24 de setembro de 2019

Secretaria de Agricultura confirma dois casos de mormo no RS


Nesta segunda-feira (23), foram registrados dois casos de mormo no Rio Grande do Sul, em São Lourenço do Sul e Santo Antônio da Patrulha. Os casos foram confirmados pela Secretaria Estadual da Agricultura, Pecuária e Desenvolvimento Rural, pelo exame de Western Blotting (WB), em exame confirmatório e conclusivo utilizado pelo Ministério da Agricultura para confirmação dos suspeitos.

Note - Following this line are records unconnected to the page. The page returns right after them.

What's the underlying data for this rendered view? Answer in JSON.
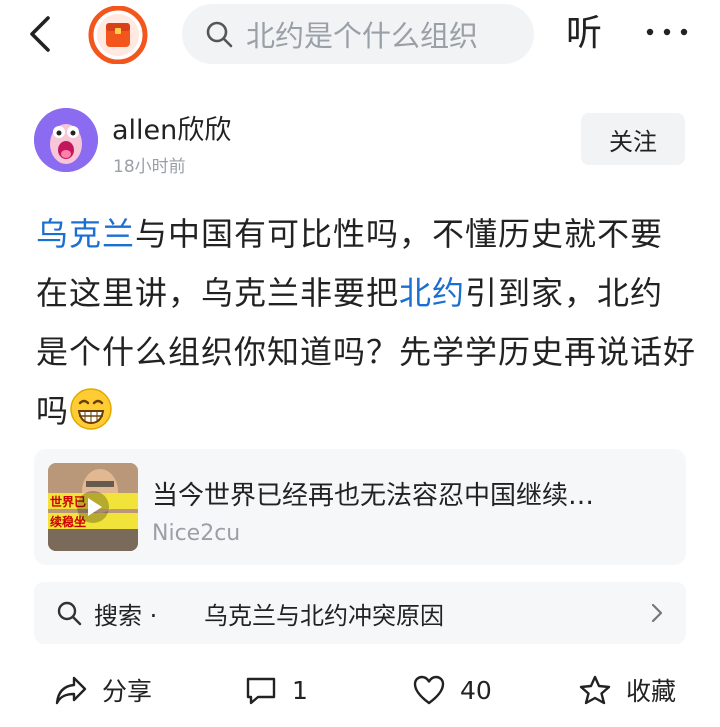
{
  "topbar": {
    "search_text": "北约是个什么组织",
    "listen_label": "听"
  },
  "author": {
    "name": "allen欣欣",
    "time": "18小时前",
    "follow_label": "关注"
  },
  "post": {
    "seg1_link": "乌克兰",
    "seg2": "与中国有可比性吗，不懂历史就不要在这里讲，乌克兰非要把",
    "seg3_link": "北约",
    "seg4": "引到家，北约是个什么组织你知道吗？先学学历史再说话好吗"
  },
  "card": {
    "title": "当今世界已经再也无法容忍中国继续…",
    "source": "Nice2cu",
    "thumb_caption_1": "世界已",
    "thumb_caption_2": "续稳坐"
  },
  "related": {
    "prefix": "搜索 ·",
    "query": "乌克兰与北约冲突原因"
  },
  "actions": {
    "share_label": "分享",
    "comment_count": "1",
    "like_count": "40",
    "fav_label": "收藏"
  },
  "colors": {
    "link": "#1b6fd1",
    "muted": "#9aa0a8",
    "app_icon": "#f2561d"
  }
}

O RS teve seu primeiro caso de mormo confirmado em 2015, totalizando 47 focos de junho de 2015 até julho de 2017. O último foco de mormo no RS havia ocorrido em julho de 2017, fato que fez com que o Estado iniciasse a busca para pela zona livre da doença. Um dos critérios para isso está previsto na IN 06/2018, que prevê que o Estado esteja há pelo menos três anos sem registro nenhum novo foco da doença.

A Secretaria informou que estas propriedades encontram-se interditadas e sob vigilância do Serviço Veterinário Oficial desde o momento da notificação às Inspetorias Veterinárias dos municípios, estando proibido o ingresso e egresso de equinos destes locais, até que se encerrem os procedimentos de saneamento.

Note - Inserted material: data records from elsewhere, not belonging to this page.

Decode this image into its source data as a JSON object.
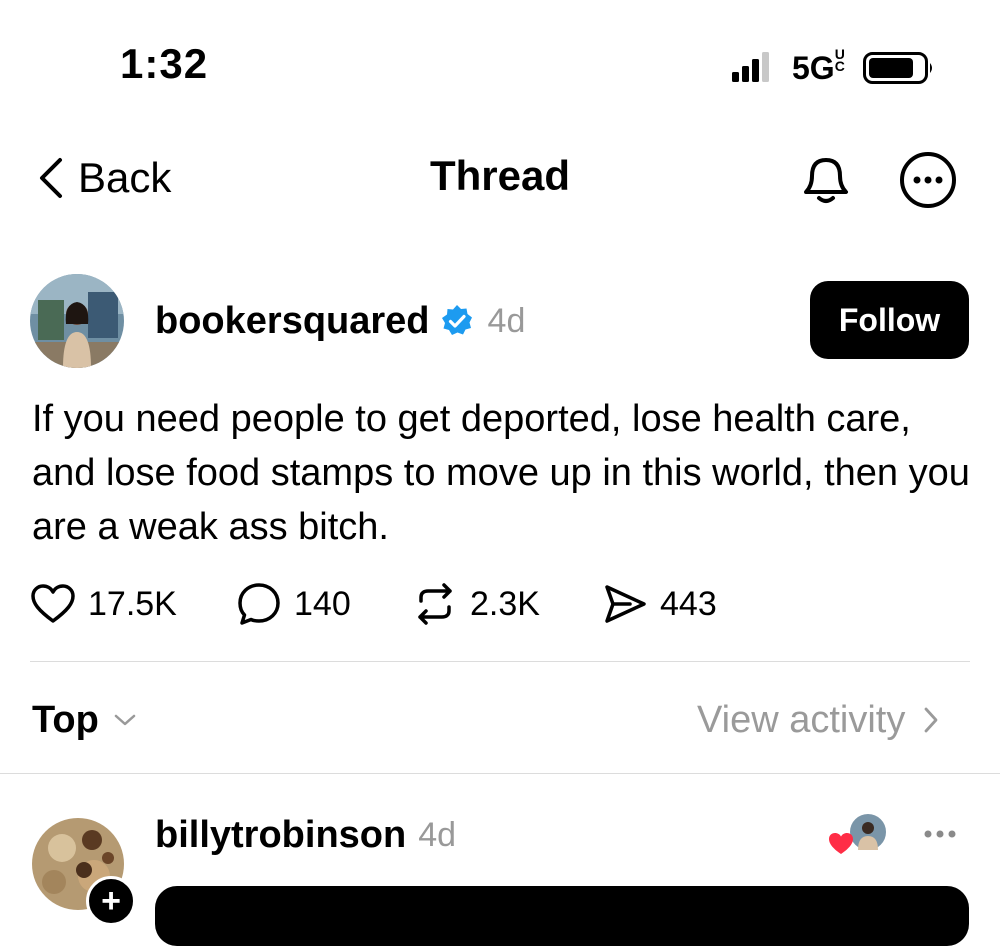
{
  "status_bar": {
    "time": "1:32",
    "network": "5GUC",
    "network_main": "5G",
    "network_sup": "UC"
  },
  "nav": {
    "back_label": "Back",
    "title": "Thread",
    "icons": [
      "chevron-left-icon",
      "bell-icon",
      "more-icon"
    ]
  },
  "post": {
    "author": "bookersquared",
    "verified": true,
    "time": "4d",
    "follow_label": "Follow",
    "text": "If you need people to get deported, lose health care, and lose food stamps to move up in this world, then you are a weak ass bitch.",
    "stats": {
      "likes": "17.5K",
      "replies": "140",
      "reposts": "2.3K",
      "shares": "443"
    }
  },
  "replies_header": {
    "sort_label": "Top",
    "view_activity_label": "View activity"
  },
  "reply": {
    "author": "billytrobinson",
    "time": "4d"
  },
  "colors": {
    "verified_blue": "#1d9bf0",
    "like_red": "#ff2d46",
    "muted_text": "#999999",
    "divider": "#dcdcdc"
  }
}
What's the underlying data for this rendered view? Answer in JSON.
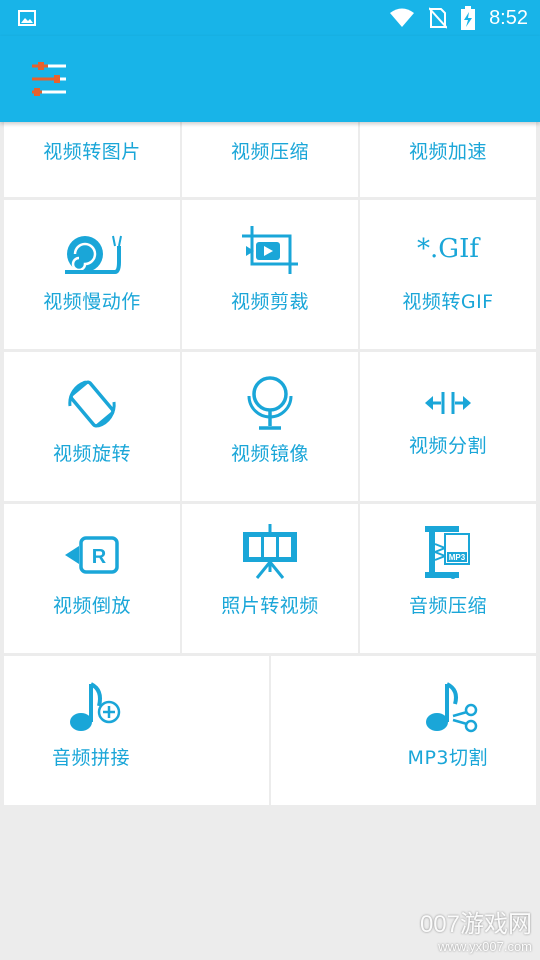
{
  "status_bar": {
    "time": "8:52",
    "icons": [
      "image-icon",
      "wifi-icon",
      "no-sim-icon",
      "battery-charging-icon"
    ]
  },
  "app_bar": {
    "menu_icon": "equalizer-menu-icon"
  },
  "colors": {
    "accent": "#18b4e8",
    "label": "#1aa6d8",
    "background": "#ececec"
  },
  "tools": {
    "row1": [
      {
        "label": "视频转图片"
      },
      {
        "label": "视频压缩"
      },
      {
        "label": "视频加速"
      }
    ],
    "row2": [
      {
        "label": "视频慢动作",
        "icon": "snail-icon"
      },
      {
        "label": "视频剪裁",
        "icon": "crop-video-icon"
      },
      {
        "label": "视频转GIF",
        "icon": "gif-icon",
        "icon_text": "*.GIf"
      }
    ],
    "row3": [
      {
        "label": "视频旋转",
        "icon": "rotate-icon"
      },
      {
        "label": "视频镜像",
        "icon": "mirror-icon"
      },
      {
        "label": "视频分割",
        "icon": "split-icon"
      }
    ],
    "row4": [
      {
        "label": "视频倒放",
        "icon": "reverse-video-icon"
      },
      {
        "label": "照片转视频",
        "icon": "photo-to-video-icon"
      },
      {
        "label": "音频压缩",
        "icon": "audio-compress-icon",
        "icon_text": "MP3"
      }
    ],
    "row5": [
      {
        "label": "音频拼接",
        "icon": "music-add-icon"
      },
      {
        "label": "MP3切割",
        "icon": "music-cut-icon"
      }
    ]
  },
  "watermark": {
    "big": "007游戏网",
    "small": "www.yx007.com"
  }
}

Desta forma, o pleito do RS para ser reconhecido como zona livre de mormo fica suspenso, considerando que um dos critérios que deve ser atendido conforme preconizado na IN 06/2018 é de que o estado esteja há pelo menos 3 anos sem registrar nenhum novo foco da doença. O Estado vem tratando do assunto Mormo desde a primeira notificação com extrema transparência e neste processo frequentemente diversas associações e entidades envolvidas com equídeos tem participado de reuniões na Sede da SEAPDR.

Em função do exposto, permanece a obrigatoriedade do cumprimento das exigências legais como a GTA e apresentação de exames negativos para AIE e Mormo de animais que venham a transitar.

Mormo

Mormo é uma enfermidade infecciosa, de caráter agudo ou crônico que acomete, principalmente, equídeo, podendo também acometer o homem, os carnívoros e eventualmente pequenos ruminantes. O agente etiológico do mormo é a bactéria Burkholderia mallei, um bacilo gram negativo responsável por alta taxa de mortalidade de equídeos, que quando afeta o homem é altamente letal.

Os sinais clínicos mais frequentes são febre, tosse e corrimento nasal (purulento que evolui para sanguinolento), além de prostração, pústulas na mucosa que evoluem para úlceras, abscessos nos linfonodos e dispneia. Na fase final da doença a broncopneumonia vai levar o animal a morte por insuficiência respiratória. No entanto alguns equídeos podem tornar-se portadores assintomáticos, forma considerada preocupante, pois um animal positivo que não manifesta sinais clínicos pode ser fonte de disseminação da doença para outros animais e para as pessoas. 

Na ausência de tratamento e de vacinas eficazes à prevenção da enfermidade, as recomendações e estratégias de profilaxia e controle estão descritas em legislação específica do Programa Nacional de Sanidade de Equídeos a Instrução Normativa nº 06/2018 entre elas a obrigatoriedade de exame negativo para trânsito de equídeos e participação em eventos e sacrifício de animais positivos.